Ressalvando que tem procurado direcionar sua atuação para temas maiores de interesse de seu estado e do país, o senador Sebastião Rocha (PDT-AP) disse que se via obrigado nesta terça-feira (dia 19) a abordar questões paroquiais: pediu a revisão de algumas normas - que considera inaceitáveis e prejudiciais à cidadania - de concurso que será realizado pelo governo do Amapá. O senador cobrou do Executivo estadual um relacionamento mais respeitoso e democrático com a imprensa e com os demais poderes.
Sebastião Rocha considera haver três aspectos que devem ser revistos no edital do concurso previsto para janeiro. O primeiro diz respeito ao contrato, no valor de R$ 1,25 milhão, sem licitação, para que a Fundação Carlos Chagas realize o concurso. As autoridades estaduais afirmam que não houve concorrência por causa da qualificação da instituição escolhida, mas o senador entende que existem muitas outras instituições qualificadas e que a licitação é necessária.

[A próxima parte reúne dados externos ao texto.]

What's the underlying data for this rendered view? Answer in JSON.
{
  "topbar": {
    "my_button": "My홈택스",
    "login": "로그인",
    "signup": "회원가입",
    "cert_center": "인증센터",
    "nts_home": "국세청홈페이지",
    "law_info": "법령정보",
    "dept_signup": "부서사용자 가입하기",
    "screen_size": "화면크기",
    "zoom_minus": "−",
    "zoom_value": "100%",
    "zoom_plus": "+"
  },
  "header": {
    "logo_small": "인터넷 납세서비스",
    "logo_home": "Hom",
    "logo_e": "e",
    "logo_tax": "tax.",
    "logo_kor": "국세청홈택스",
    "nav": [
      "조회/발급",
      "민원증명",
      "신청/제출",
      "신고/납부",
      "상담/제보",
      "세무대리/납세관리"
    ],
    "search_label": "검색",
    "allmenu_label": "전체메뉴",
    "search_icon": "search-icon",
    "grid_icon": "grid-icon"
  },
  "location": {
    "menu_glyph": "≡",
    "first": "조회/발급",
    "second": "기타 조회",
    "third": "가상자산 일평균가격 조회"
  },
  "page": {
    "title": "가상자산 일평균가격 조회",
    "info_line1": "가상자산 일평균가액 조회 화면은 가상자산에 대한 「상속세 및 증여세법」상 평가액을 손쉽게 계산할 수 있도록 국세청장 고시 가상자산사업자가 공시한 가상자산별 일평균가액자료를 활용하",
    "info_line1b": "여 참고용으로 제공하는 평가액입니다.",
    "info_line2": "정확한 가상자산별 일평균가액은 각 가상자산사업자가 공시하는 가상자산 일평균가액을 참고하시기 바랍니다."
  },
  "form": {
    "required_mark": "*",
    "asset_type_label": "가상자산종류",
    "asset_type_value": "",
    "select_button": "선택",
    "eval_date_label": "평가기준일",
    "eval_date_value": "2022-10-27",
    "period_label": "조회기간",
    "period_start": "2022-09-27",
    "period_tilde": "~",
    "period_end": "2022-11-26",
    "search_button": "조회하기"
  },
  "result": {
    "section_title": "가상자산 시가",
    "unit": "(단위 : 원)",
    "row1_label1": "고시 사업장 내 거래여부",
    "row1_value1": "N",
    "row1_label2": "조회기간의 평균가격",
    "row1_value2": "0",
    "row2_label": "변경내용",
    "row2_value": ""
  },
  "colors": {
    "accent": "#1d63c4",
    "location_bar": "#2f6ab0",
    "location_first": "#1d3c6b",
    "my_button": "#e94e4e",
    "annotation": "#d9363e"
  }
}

Rocha também criticou a decisão de incluir na prova questões sobre o Plano de Desenvolvimento Sustentável do Amapá (PDSA). "Ora, desenvolvimento sustentável é uma estratégia de governo e, sobretudo com relação ao governo do Amapá, não existe qualquer literatura à disposição dos jovens que vão concorrer às 2.044 vagas", afirmou o senador.
O terceiro ponto do edital que Rocha deseja ver modificado é o que determina a realização de provas nas cidades de São Paulo e Fortaleza. Segundo o senador, o estado deveria divulgar o edital em todo o Brasil, mas as provas, até pela necessidade de se dar uma oportunidade aos amapaenses, teriam que ser realizadas no Amapá.
As relações do governo estadual com a Assembléia Legislativa, o Tribunal de Justiça e a imprensa deterioram-se cada vez no Amapá, segundo Sebastião Rocha. O senador julga legítimo que o goveno recorra das decisões da Asembléia Legislativa e do Tribunal de Justiça, mas não admite que o Executivo tente estabelecer hegemonia sobre os demais Poderes, "porque issso não é democrático".
O senador citou também um episódio que considera risível no relacionamento do governo estadual com a imprensa no Amapá: a assessora de Comunicação está processando uma jornalista, e dela pedindo indenização milionária, por esta ter divulgado que, em determinada situação, a assessora estava de mau humor.